The image surprised him, as usual, displaying his wisdom to an audience of shepherds and small farmers among the enclosures.
He left his half-dozen descendants with many warning sayings. The one that sticks with me for a long time is his opinion that you are only a week away from being hungry and a month away from starving.
We may have dined on the road occasionally as bairns, but we were never without food. Innocent times.
Half a century after this photo, we are suddenly living in very uncertain times. There is a sequence of difficult factors surrounding our lives, over which we have no control – Brexit, Covid, rising food prices, dramatically rising fuel prices, and now the military destruction of the world. Ukraine by Putin, all against the backdrop of global warming and climate change.

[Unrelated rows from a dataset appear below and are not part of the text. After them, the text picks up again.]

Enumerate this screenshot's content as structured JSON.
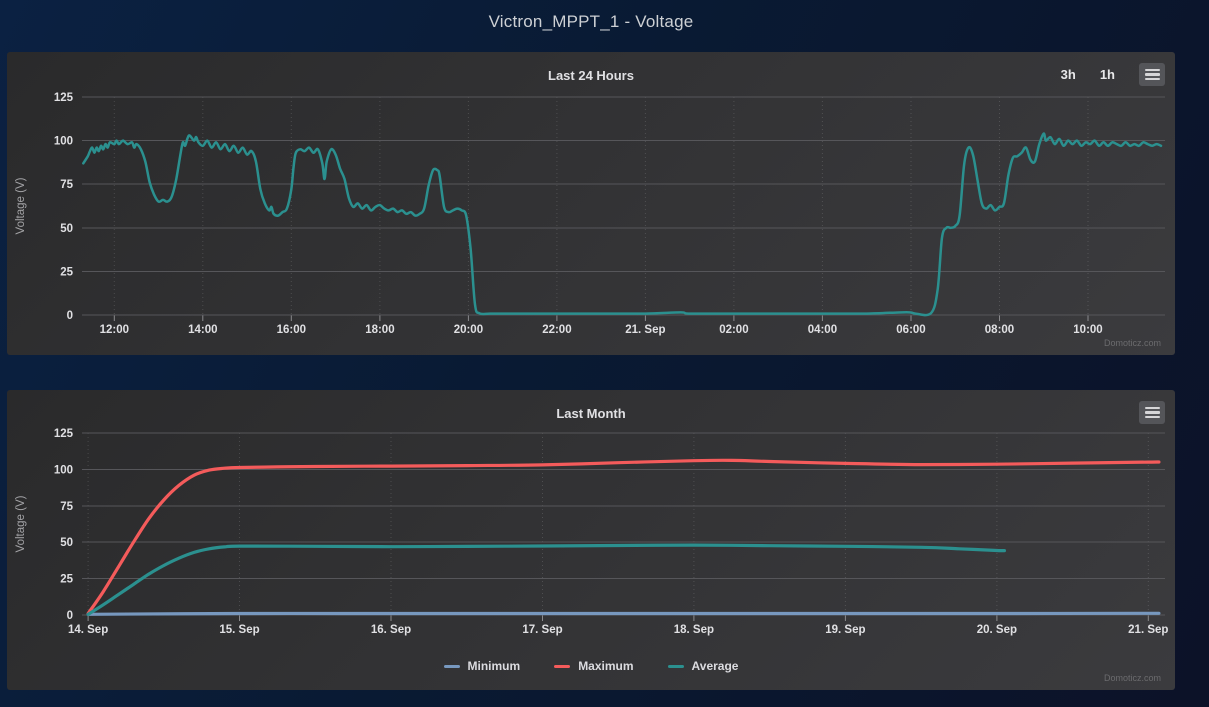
{
  "page": {
    "title": "Victron_MPPT_1 - Voltage"
  },
  "chart_data": [
    {
      "type": "line",
      "title": "Last 24 Hours",
      "ylabel": "Voltage (V)",
      "ydomain": [
        0,
        125
      ],
      "yticks": [
        0,
        25,
        50,
        75,
        100,
        125
      ],
      "xdomain": [
        11.27,
        35.74
      ],
      "xticks": [
        {
          "x": 12,
          "label": "12:00"
        },
        {
          "x": 14,
          "label": "14:00"
        },
        {
          "x": 16,
          "label": "16:00"
        },
        {
          "x": 18,
          "label": "18:00"
        },
        {
          "x": 20,
          "label": "20:00"
        },
        {
          "x": 22,
          "label": "22:00"
        },
        {
          "x": 24,
          "label": "21. Sep"
        },
        {
          "x": 26,
          "label": "02:00"
        },
        {
          "x": 28,
          "label": "04:00"
        },
        {
          "x": 30,
          "label": "06:00"
        },
        {
          "x": 32,
          "label": "08:00"
        },
        {
          "x": 34,
          "label": "10:00"
        }
      ],
      "grid": true,
      "legend_position": "none",
      "range_buttons": [
        "3h",
        "1h"
      ],
      "credits": "Domoticz.com",
      "series": [
        {
          "name": "Voltage",
          "color": "#2b908f",
          "points": [
            [
              11.3,
              87
            ],
            [
              11.4,
              91
            ],
            [
              11.45,
              94
            ],
            [
              11.5,
              96
            ],
            [
              11.55,
              93
            ],
            [
              11.6,
              96
            ],
            [
              11.65,
              94
            ],
            [
              11.7,
              97
            ],
            [
              11.75,
              95
            ],
            [
              11.8,
              98
            ],
            [
              11.85,
              96
            ],
            [
              11.9,
              99
            ],
            [
              12.0,
              98
            ],
            [
              12.05,
              100
            ],
            [
              12.1,
              98
            ],
            [
              12.15,
              99
            ],
            [
              12.2,
              100
            ],
            [
              12.3,
              98
            ],
            [
              12.4,
              99
            ],
            [
              12.45,
              96
            ],
            [
              12.5,
              98
            ],
            [
              12.6,
              95
            ],
            [
              12.7,
              88
            ],
            [
              12.8,
              76
            ],
            [
              12.9,
              69
            ],
            [
              13.0,
              65
            ],
            [
              13.1,
              66
            ],
            [
              13.2,
              65
            ],
            [
              13.3,
              68
            ],
            [
              13.4,
              78
            ],
            [
              13.5,
              93
            ],
            [
              13.55,
              99
            ],
            [
              13.6,
              97
            ],
            [
              13.65,
              101
            ],
            [
              13.7,
              103
            ],
            [
              13.8,
              100
            ],
            [
              13.85,
              102
            ],
            [
              13.9,
              99
            ],
            [
              14.0,
              97
            ],
            [
              14.1,
              100
            ],
            [
              14.2,
              96
            ],
            [
              14.3,
              99
            ],
            [
              14.4,
              95
            ],
            [
              14.5,
              98
            ],
            [
              14.6,
              94
            ],
            [
              14.7,
              97
            ],
            [
              14.8,
              93
            ],
            [
              14.9,
              96
            ],
            [
              15.0,
              92
            ],
            [
              15.1,
              94
            ],
            [
              15.2,
              88
            ],
            [
              15.3,
              72
            ],
            [
              15.4,
              64
            ],
            [
              15.5,
              60
            ],
            [
              15.55,
              62
            ],
            [
              15.6,
              58
            ],
            [
              15.7,
              57
            ],
            [
              15.8,
              59
            ],
            [
              15.9,
              61
            ],
            [
              16.0,
              72
            ],
            [
              16.05,
              85
            ],
            [
              16.1,
              93
            ],
            [
              16.2,
              95
            ],
            [
              16.3,
              94
            ],
            [
              16.4,
              96
            ],
            [
              16.5,
              93
            ],
            [
              16.6,
              95
            ],
            [
              16.7,
              87
            ],
            [
              16.75,
              78
            ],
            [
              16.8,
              88
            ],
            [
              16.9,
              95
            ],
            [
              17.0,
              92
            ],
            [
              17.1,
              84
            ],
            [
              17.2,
              78
            ],
            [
              17.3,
              67
            ],
            [
              17.4,
              62
            ],
            [
              17.5,
              64
            ],
            [
              17.6,
              61
            ],
            [
              17.7,
              63
            ],
            [
              17.8,
              60
            ],
            [
              17.9,
              62
            ],
            [
              18.0,
              63
            ],
            [
              18.1,
              61
            ],
            [
              18.2,
              60
            ],
            [
              18.3,
              61
            ],
            [
              18.4,
              59
            ],
            [
              18.5,
              60
            ],
            [
              18.6,
              58
            ],
            [
              18.7,
              59
            ],
            [
              18.8,
              57
            ],
            [
              18.9,
              58
            ],
            [
              19.0,
              61
            ],
            [
              19.1,
              74
            ],
            [
              19.2,
              83
            ],
            [
              19.3,
              83
            ],
            [
              19.35,
              80
            ],
            [
              19.45,
              62
            ],
            [
              19.55,
              59
            ],
            [
              19.65,
              60
            ],
            [
              19.75,
              61
            ],
            [
              19.85,
              60
            ],
            [
              19.95,
              57
            ],
            [
              20.05,
              38
            ],
            [
              20.15,
              6
            ],
            [
              20.25,
              1
            ],
            [
              20.5,
              0.8
            ],
            [
              21.0,
              0.8
            ],
            [
              22.0,
              0.8
            ],
            [
              23.0,
              0.8
            ],
            [
              24.0,
              0.8
            ],
            [
              24.8,
              1.5
            ],
            [
              25.0,
              0.8
            ],
            [
              26.0,
              0.8
            ],
            [
              27.0,
              0.8
            ],
            [
              28.0,
              0.8
            ],
            [
              29.0,
              0.8
            ],
            [
              29.9,
              1.6
            ],
            [
              30.1,
              0.8
            ],
            [
              30.45,
              1
            ],
            [
              30.6,
              14
            ],
            [
              30.7,
              44
            ],
            [
              30.8,
              50
            ],
            [
              30.9,
              50
            ],
            [
              31.0,
              51
            ],
            [
              31.1,
              57
            ],
            [
              31.2,
              86
            ],
            [
              31.3,
              96
            ],
            [
              31.4,
              92
            ],
            [
              31.5,
              78
            ],
            [
              31.6,
              64
            ],
            [
              31.7,
              61
            ],
            [
              31.8,
              63
            ],
            [
              31.9,
              60
            ],
            [
              32.0,
              62
            ],
            [
              32.1,
              64
            ],
            [
              32.2,
              80
            ],
            [
              32.3,
              90
            ],
            [
              32.4,
              91
            ],
            [
              32.5,
              93
            ],
            [
              32.6,
              96
            ],
            [
              32.7,
              89
            ],
            [
              32.8,
              88
            ],
            [
              32.9,
              98
            ],
            [
              33.0,
              104
            ],
            [
              33.05,
              100
            ],
            [
              33.15,
              102
            ],
            [
              33.25,
              98
            ],
            [
              33.35,
              101
            ],
            [
              33.45,
              97
            ],
            [
              33.55,
              100
            ],
            [
              33.65,
              98
            ],
            [
              33.75,
              100
            ],
            [
              33.85,
              97
            ],
            [
              33.95,
              99
            ],
            [
              34.05,
              98
            ],
            [
              34.15,
              100
            ],
            [
              34.25,
              97
            ],
            [
              34.35,
              99
            ],
            [
              34.45,
              97
            ],
            [
              34.55,
              99
            ],
            [
              34.65,
              98
            ],
            [
              34.75,
              97
            ],
            [
              34.85,
              99
            ],
            [
              34.95,
              97
            ],
            [
              35.05,
              98
            ],
            [
              35.15,
              97
            ],
            [
              35.25,
              99
            ],
            [
              35.35,
              98
            ],
            [
              35.45,
              97
            ],
            [
              35.55,
              98
            ],
            [
              35.65,
              97
            ]
          ]
        }
      ]
    },
    {
      "type": "line",
      "title": "Last Month",
      "ylabel": "Voltage (V)",
      "ydomain": [
        0,
        125
      ],
      "yticks": [
        0,
        25,
        50,
        75,
        100,
        125
      ],
      "xdomain": [
        13.96,
        21.11
      ],
      "xticks": [
        {
          "x": 14,
          "label": "14. Sep"
        },
        {
          "x": 15,
          "label": "15. Sep"
        },
        {
          "x": 16,
          "label": "16. Sep"
        },
        {
          "x": 17,
          "label": "17. Sep"
        },
        {
          "x": 18,
          "label": "18. Sep"
        },
        {
          "x": 19,
          "label": "19. Sep"
        },
        {
          "x": 20,
          "label": "20. Sep"
        },
        {
          "x": 21,
          "label": "21. Sep"
        }
      ],
      "grid": true,
      "legend_position": "bottom-center",
      "credits": "Domoticz.com",
      "series": [
        {
          "name": "Minimum",
          "color": "#7798bf",
          "points": [
            [
              14.0,
              0.5
            ],
            [
              15,
              1
            ],
            [
              16,
              1
            ],
            [
              17,
              1
            ],
            [
              18,
              1
            ],
            [
              19,
              1
            ],
            [
              20,
              1
            ],
            [
              21.07,
              1.2
            ]
          ]
        },
        {
          "name": "Maximum",
          "color": "#f45b5b",
          "points": [
            [
              14.0,
              1
            ],
            [
              14.1,
              16
            ],
            [
              14.2,
              33
            ],
            [
              14.3,
              50
            ],
            [
              14.4,
              66
            ],
            [
              14.5,
              79
            ],
            [
              14.6,
              89
            ],
            [
              14.7,
              96
            ],
            [
              14.8,
              99.5
            ],
            [
              14.9,
              100.8
            ],
            [
              15.0,
              101.3
            ],
            [
              15.25,
              101.7
            ],
            [
              15.5,
              102
            ],
            [
              16.0,
              102.3
            ],
            [
              16.5,
              102.6
            ],
            [
              17.0,
              103.1
            ],
            [
              17.5,
              104.6
            ],
            [
              18.0,
              106
            ],
            [
              18.25,
              106.2
            ],
            [
              18.5,
              105.4
            ],
            [
              19.0,
              104.1
            ],
            [
              19.5,
              103.3
            ],
            [
              20.0,
              103.6
            ],
            [
              20.5,
              104.3
            ],
            [
              21.0,
              105
            ],
            [
              21.07,
              105.1
            ]
          ]
        },
        {
          "name": "Average",
          "color": "#2b908f",
          "points": [
            [
              14.0,
              0.5
            ],
            [
              14.1,
              7
            ],
            [
              14.2,
              14
            ],
            [
              14.3,
              21
            ],
            [
              14.4,
              28
            ],
            [
              14.5,
              34
            ],
            [
              14.6,
              39
            ],
            [
              14.7,
              43
            ],
            [
              14.8,
              45.5
            ],
            [
              14.9,
              46.8
            ],
            [
              15.0,
              47.3
            ],
            [
              15.5,
              47.2
            ],
            [
              16.0,
              46.9
            ],
            [
              16.5,
              47.1
            ],
            [
              17.0,
              47.4
            ],
            [
              17.5,
              47.7
            ],
            [
              18.0,
              48
            ],
            [
              18.5,
              47.6
            ],
            [
              19.0,
              47.2
            ],
            [
              19.5,
              46.5
            ],
            [
              19.75,
              45.5
            ],
            [
              20.0,
              44.3
            ],
            [
              20.05,
              44.2
            ]
          ]
        }
      ]
    }
  ]
}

It’s hard not to feel helpless in the face of planetary problems and a rampaging evil psychopath.
Ordinary people can do extraordinary things, as we saw during the pandemic when everyone pitched in to help those who needed it most.
The pandemic may be waning, but the need, if any, is growing.
Inflation has set in again, food prices are rising accordingly and electricity prices seem set to soar by 50%, a situation that will upset the budgets of many families.
But that’s nothing compared to the life-and-death trauma that Ukrainians are currently facing.
I am chairman of the Sutherland Food Poverty and Fuel Poverty groups. We receive monthly updates from across the county to provide as complete a picture as possible of the growing needs in this area.
But the data by itself says nothing about the problem, and all we can do is lobby MSPs and MPs to highlight the dire straits a significant number of families are now entering.
It looks like there was an answer. The Scottish Government has pledged to provide aid of £150 per household for properties in the AD strip.
Although this is not means-tested, it is tied to the municipal tax system and is a band-aid rather than a remedy.
For its part, Highland Council has agreed to pay a fuel support grant of £180 to each household benefiting from a council tax reduction, as well as to others who fall into certain tax-exempt categories. housing tax.
In addition, people in dire need can apply to the council for emergency aid through the Scottish Welfare Fund.
But everything depends on what will happen in Ukraine from now on. Will the economic ripples of Brexit, Covid and international inflation suddenly turn into a global economic meltdown?
Zelensky, a completely ordinary man, leads his people from the front line, gun in hand. Putin is hiding safely in his palace.
May God help Ukraine. Nobody else seems able to do it.
Councilor Jim McGillivray lives in Embo and represents East Sutherland and Edderton Ward. He has confirmed his intention to stand again in the next municipal elections on Thursday, May 5.